Distance can be achieved in a number of different ways, but in Titleist’s case, the goal was finding a way to bump up greenside spin while squeezing extra distance out of a ball that already generates low launch and spin characteristics.
A reformulated core is the engine that makes AVX go. By increasing the stiffness of the outermost portions of the core — while leaving the inner core soft for short game performance — and sandwiching a high flex casing layer between the cover and core, engineers were able to produce a ball that goes faster than its predecessor, with incremental low spin in the long game department.
And then there’s the “free distance.” Nothing in life is truly free, and that’s the case with the new 348 catenary dimple pattern found on the urethane cover. In development since 2013 — it was initially part of Pro V1 and Pro V1x evaluations — the dimple pattern went through hundreds of iterations before the final version was selected after an arduous nine-year process.
You might not be able to tell the difference between the dimple pattern found on the last two versions, but there’s a major benefit that comes with unlocking distance through an optimized launch — assuming you can figure out the puzzle. With AVX, the new dimple pattern enhances consistency downrange.
“We’re always designing new dimple patterns,” said Mike Madson, Titleist’s director of aerodynamics and research engineering, “but we can only pull those into the product development side when we find something we really like. With construction changes, it’s very much like the levers where when you pull one, something else has to give. You always have to balance that performance. With aerodynamics, if we find something that’s really good, you don’t have to change any parts of the construction — you’re just going to get some free distance.”

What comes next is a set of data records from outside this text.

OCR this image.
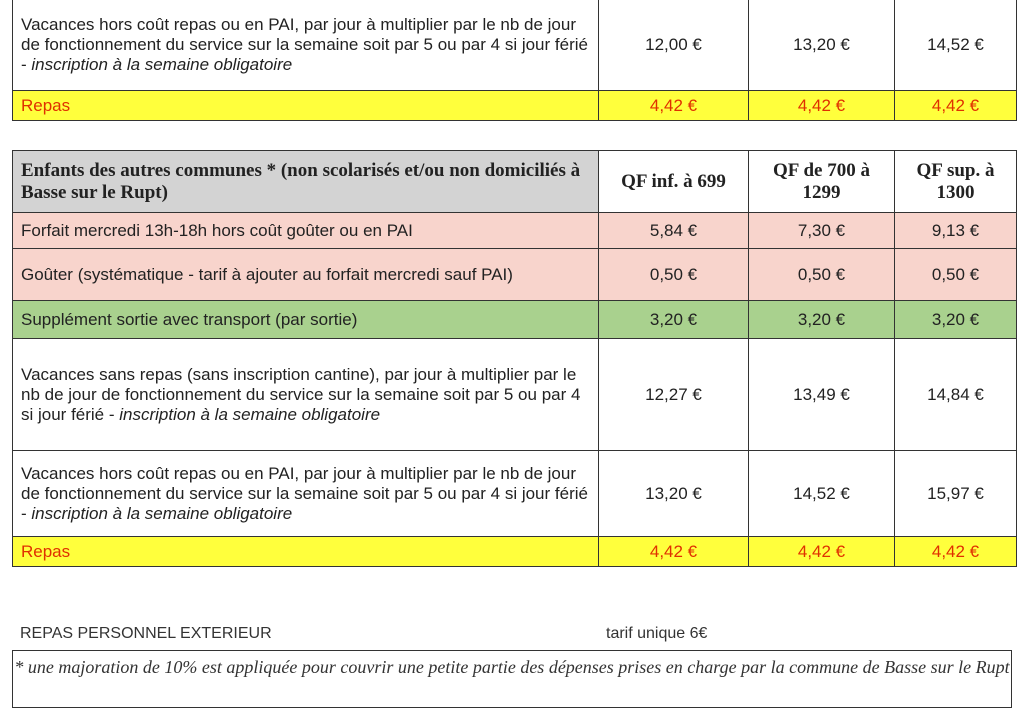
Vacances hors coût repas ou en PAI, par jour à multiplier par le nb de jour de fonctionnement du service sur la semaine soit par 5 ou par 4 si jour férié - inscription à la semaine obligatoire	12,00 €	13,20 €	14,52 €
Repas	4,42 €	4,42 €	4,42 €
Enfants des autres communes * (non scolarisés et/ou non domiciliés à Basse sur le Rupt)	QF inf. à 699	QF de 700 à 1299	QF sup. à 1300
Forfait mercredi 13h-18h hors coût goûter ou en PAI	5,84 €	7,30 €	9,13 €
Goûter (systématique - tarif à ajouter au forfait mercredi sauf PAI)	0,50 €	0,50 €	0,50 €
Supplément sortie avec transport (par sortie)	3,20 €	3,20 €	3,20 €
Vacances sans repas (sans inscription cantine), par jour à multiplier par le nb de jour de fonctionnement du service sur la semaine soit par 5 ou par 4 si jour férié - inscription à la semaine obligatoire	12,27 €	13,49 €	14,84 €
Vacances hors coût repas ou en PAI, par jour à multiplier par le nb de jour de fonctionnement du service sur la semaine soit par 5 ou par 4 si jour férié - inscription à la semaine obligatoire	13,20 €	14,52 €	15,97 €
Repas	4,42 €	4,42 €	4,42 €
REPAS PERSONNEL EXTERIEUR	tarif unique 6€
* une majoration de 10% est appliquée pour couvrir une petite partie des dépenses prises en charge par la commune de Basse sur le Rupt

Going back to the levers analogy, pulling the lever for distance usually comes with a tradeoff in greenside performance. To allow for benefits off the tee and around the green, a softer urethane cover was added to help generate more greenside spin — a priority for testers who offered feedback during the development process.
“We’re never going to increase the performance in one area and make sacrifices elsewhere,” said Frederick Waddell, Titleist’s director of golf ball product management. “Going to a softer cover delivers performance around the green while still maintaining the low spin long game performance golfers have come to expect from AVX.”
Titleist’s third-generation AVX will be available Feb. 4 for $49.99 per dozen in both white and high optic yellow.